Tonga were in the CoW, do they share the blame for rendition flights? What about those two Icelandic 'military' nurses (Iceland has no formal military) who were working with the British in Basrah (and lovely they were too), were they really nasty torturesses by proxy?
Morning all.
Ok, breezed through the latest offerings and it would seem that all the allegations surround Abu Ghraib. We KNOW that outrageous abuses of human rights happened there. A good number of US soldiers have rightly been jailed and booted out of the army as a result. However I am not seeing anything to support your statement that the British and American soldiers are sadistic paedophiles.
Coyote
Hi - I can't see where I wrote that so I will sign off now. This isn't going anywhere.

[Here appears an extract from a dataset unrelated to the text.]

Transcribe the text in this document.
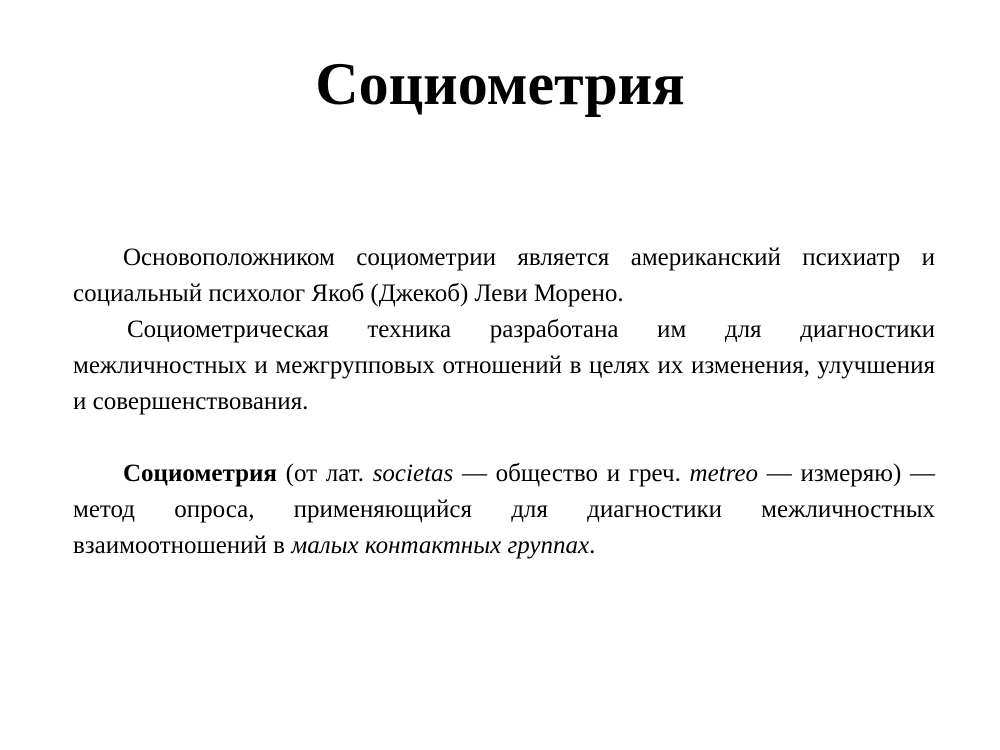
Социометрия

Основоположником социометрии является американский психиатр и социальный психолог Якоб (Джекоб) Леви Морено.

Социометрическая техника разработана им для диагностики межличностных и межгрупповых отношений в целях их изменения, улучшения и совершенствования.

Социометрия (от лат. societas — общество и греч. metreo — измеряю) — метод опроса, применяющийся для диагностики межличностных взаимоотношений в малых контактных группах.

I did of course write this
"What is the best way to try and educate the public about the fact that it was British and American policy not just to torture male Iraqis, but to rape and torture the children of women in front of the women prisoners. (Seymor Hersh, the journalist who revealed the initial photos, and has watched all the videos, has been touring the US lecturing on what he saw on video but that was not reported in the press.)"
So I do feel what I should have written in the first place, and what I have been trying to say in subsequent posts, but clearly failing to do, was that while American soldiers comitted atrocities towards male, female and child prisoners of war, those at the very top stood by and did nothing to prevent it.
There are only so many times I can say I do not hold the British troops to account, so I'll sign off now. The word "policy" was wrong in this instance, as to me it means one thing and to others another, so yes, here is my apology for using that word when trying to describe something slightly different.
I have given you the links to Pulitzer Prize winning journalist Seymour Hersh to back up my claims, but if that is not enough then we have to try and peacefully agree that we do not agree on this.
Peace to you
Right to protest - tick
Inflammatory behaviour aimed at provoking violence - cross
Brave and admirable UK soldiers - tick
Honest politicians - very cross indeed
Vote with your conscience.
Simon
those at the very top stood by and did nothing to prevent it.
Whilst indefensible is not the same as:
the fact that it was British and American policy not just to torture male Iraqis, but to rape and torture the children of women in front of the women prisoners
That is my point. Reaction to circumstances is not the same as creating a policy from the outset or even a broad policy during the conflict.
Terrible things happen in wars and its testimony to our sense of what is right and wrong that these are seen (in the benefit of the "cold light of day") as outrageous and appalling and whilst I wouldn't necessarily defend the outrages you refer to there is an argument that our soldiers are confronted with a hostile and murderous enemy and their responses are coloured by that.
The word "policy" was wrong in this instance, as to me it means one thing and to others another, so yes, here is my apology for using that word when trying to describe something slightly different.
I could only interpret the use of the word "policy" in one way. And to say you're only describing something [i]slightly[/i] different is incredible. In the former it sounds like you're stating it's the responsibility of the governments and on the other you step back and say (No) just the top brass of the US and British army. Is this actually realistic?
Or is it realistically more like the actions of collective individuals whom the top brass in the army has tried to hush?